Jika tidak ada tindakan tegas dari Pemko maupun DPRD, Adi memastikan TKN Kompas Nusantara bersama para pedagang korban kebakaran Pasar Aksara siap turun ke jalan dalam aksi besar-besaran.
“Lebih dari 750 pedagang hidup dalam ketidakpastian. Mereka dipindah ke lokasi tak layak, kesulitan makan, dan tak mampu bayar retribusi. Tapi lahan mereka kini jadi tempat bisnis elite? Ini penghinaan terhadap rakyat kecil!” ujarnya penuh emosi.
Kenangan Kelam Aksara Plaza: Pedagang Tersingkir, Proyek Diduga Ilegal Dibiarkan
Peristiwa kebakaran hebat yang menghanguskan Pasar Aksara dan Buana Plaza Ramayana pada Selasa, 12 Juli 2016, pukul 11.30 WIB, menjadi luka lama yang belum sembuh bagi ribuan pedagang. Gedung enam lantai itu rata dengan tanah, menghancurkan mata pencaharian masyarakat kecil.
“Tak ada korban jiwa, tapi kerugiannya luar biasa besar. Harapan kami ikut terbakar,” tutur H. Pimpin Lubis, perwakilan pedagang eks Aksara.
Pimpin yang kini berdagang di area relokasi menuturkan kondisi pedagang semakin memprihatinkan.
“Dari 850 pedagang, tak sampai 10 persen yang masih bertahan. Silakan lihat langsung ke sana.

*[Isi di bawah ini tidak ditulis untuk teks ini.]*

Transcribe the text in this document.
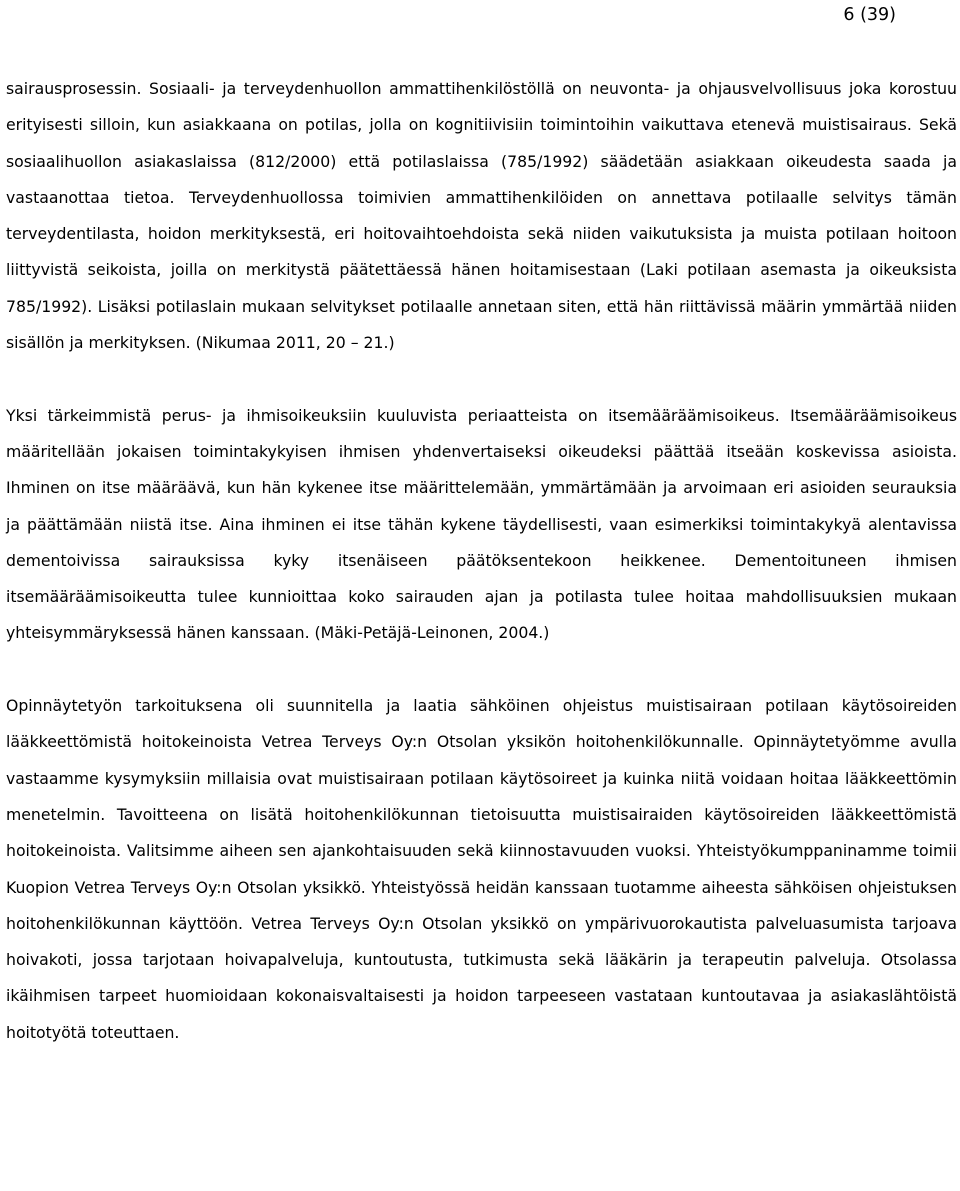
6 (39)

sairausprosessin. Sosiaali- ja terveydenhuollon ammattihenkilöstöllä on neuvonta- ja ohjausvelvollisuus joka korostuu erityisesti silloin, kun asiakkaana on potilas, jolla on kognitiivisiin toimintoihin vaikuttava etenevä muistisairaus. Sekä sosiaalihuollon asiakaslaissa (812/2000) että potilaslaissa (785/1992) säädetään asiakkaan oikeudesta saada ja vastaanottaa tietoa. Terveydenhuollossa toimivien ammattihenkilöiden on annettava potilaalle selvitys tämän terveydentilasta, hoidon merkityksestä, eri hoitovaihtoehdoista sekä niiden vaikutuksista ja muista potilaan hoitoon liittyvistä seikoista, joilla on merkitystä päätettäessä hänen hoitamisestaan (Laki potilaan asemasta ja oikeuksista 785/1992). Lisäksi potilaslain mukaan selvitykset potilaalle annetaan siten, että hän riittävissä määrin ymmärtää niiden sisällön ja merkityksen. (Nikumaa 2011, 20 – 21.)

Yksi tärkeimmistä perus- ja ihmisoikeuksiin kuuluvista periaatteista on itsemääräämisoikeus. Itsemääräämisoikeus määritellään jokaisen toimintakykyisen ihmisen yhdenvertaiseksi oikeudeksi päättää itseään koskevissa asioista. Ihminen on itse määräävä, kun hän kykenee itse määrittelemään, ymmärtämään ja arvoimaan eri asioiden seurauksia ja päättämään niistä itse. Aina ihminen ei itse tähän kykene täydellisesti, vaan esimerkiksi toimintakykyä alentavissa dementoivissa sairauksissa kyky itsenäiseen päätöksentekoon heikkenee. Dementoituneen ihmisen itsemääräämisoikeutta tulee kunnioittaa koko sairauden ajan ja potilasta tulee hoitaa mahdollisuuksien mukaan yhteisymmäryksessä hänen kanssaan. (Mäki-Petäjä-Leinonen, 2004.)

Opinnäytetyön tarkoituksena oli suunnitella ja laatia sähköinen ohjeistus muistisairaan potilaan käytösoireiden lääkkeettömistä hoitokeinoista Vetrea Terveys Oy:n Otsolan yksikön hoitohenkilökunnalle. Opinnäytetyömme avulla vastaamme kysymyksiin millaisia ovat muistisairaan potilaan käytösoireet ja kuinka niitä voidaan hoitaa lääkkeettömin menetelmin. Tavoitteena on lisätä hoitohenkilökunnan tietoisuutta muistisairaiden käytösoireiden lääkkeettömistä hoitokeinoista. Valitsimme aiheen sen ajankohtaisuuden sekä kiinnostavuuden vuoksi. Yhteistyökumppaninamme toimii Kuopion Vetrea Terveys Oy:n Otsolan yksikkö. Yhteistyössä heidän kanssaan tuotamme aiheesta sähköisen ohjeistuksen hoitohenkilökunnan käyttöön. Vetrea Terveys Oy:n Otsolan yksikkö on ympärivuorokautista palveluasumista tarjoava hoivakoti, jossa tarjotaan hoivapalveluja, kuntoutusta, tutkimusta sekä lääkärin ja terapeutin palveluja. Otsolassa ikäihmisen tarpeet huomioidaan kokonaisvaltaisesti ja hoidon tarpeeseen vastataan kuntoutavaa ja asiakaslähtöistä hoitotyötä toteuttaen.
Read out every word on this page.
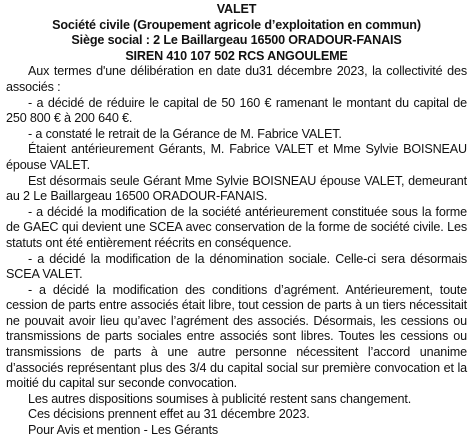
VALET

Société civile (Groupement agricole d’exploitation en commun)

Siège social : 2 Le Baillargeau 16500 ORADOUR-FANAIS

SIREN 410 107 502 RCS ANGOULEME

Aux termes d'une délibération en date du31 décembre 2023, la collectivité des associés :

- a décidé de réduire le capital de 50 160 € ramenant le montant du capital de 250 800 € à 200 640 €.

- a constaté le retrait de la Gérance de M. Fabrice VALET.

Étaient antérieurement Gérants, M. Fabrice VALET et Mme Sylvie BOISNEAU épouse VALET.

Est désormais seule Gérant Mme Sylvie BOISNEAU épouse VALET, demeurant au 2 Le Baillargeau 16500 ORADOUR-FANAIS.

- a décidé la modification de la société antérieurement constituée sous la forme de GAEC qui devient une SCEA avec conservation de la forme de société civile. Les statuts ont été entièrement réécrits en conséquence.

- a décidé la modification de la dénomination sociale. Celle-ci sera désormais SCEA VALET.

- a décidé la modification des conditions d’agrément. Antérieurement, toute cession de parts entre associés était libre, tout cession de parts à un tiers nécessitait ne pouvait avoir lieu qu’avec l’agrément des associés. Désormais, les cessions ou transmissions de parts sociales entre associés sont libres. Toutes les cessions ou transmissions de parts à une autre personne nécessitent l’accord unanime d’associés représentant plus des 3/4 du capital social sur première convocation et la moitié du capital sur seconde convocation.

Les autres dispositions soumises à publicité restent sans changement.

Ces décisions prennent effet au 31 décembre 2023.

Pour Avis et mention - Les Gérants
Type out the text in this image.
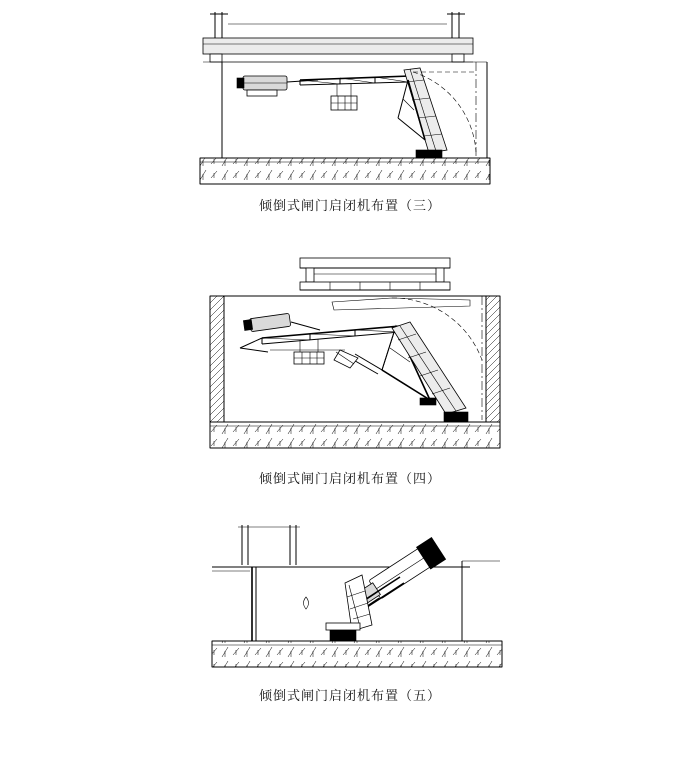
倾倒式闸门启闭机布置（三）
倾倒式闸门启闭机布置（四）
倾倒式闸门启闭机布置（五）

Jangankan retribusi, makan saja susah,” keluhnya.
Ia mengecam kebijakan PUD Pasar yang diduga menyerahkan lahan eks Aksara ke pihak ketiga tanpa melibatkan korban kebakaran atau proses transparan.
“Kenapa tidak dibangun pasar rakyat? Kenapa malah jadi kafe elite? Ini bukan pembangunan, tapi bentuk penggusuran terselubung,” tegasnya.
Lebih jauh, Pimpin menduga ada keterlibatan oknum dalam kekuasaan yang meloloskan proyek tersebut.
“Pemilik kafe ini diduga orang dekat Pemko. Karena itu semuanya mulus. Tapi rakyat yang dulu jadi korban, sampai hari ini tetap dibiarkan,” ungkapnya.
“Kalau ini tak dihentikan, kami siap turun ke jalan bersama TKN Kompas. Rakyat tidak boleh terus jadi korban kekuasaan!” pungkasnya dengan nada bergetar.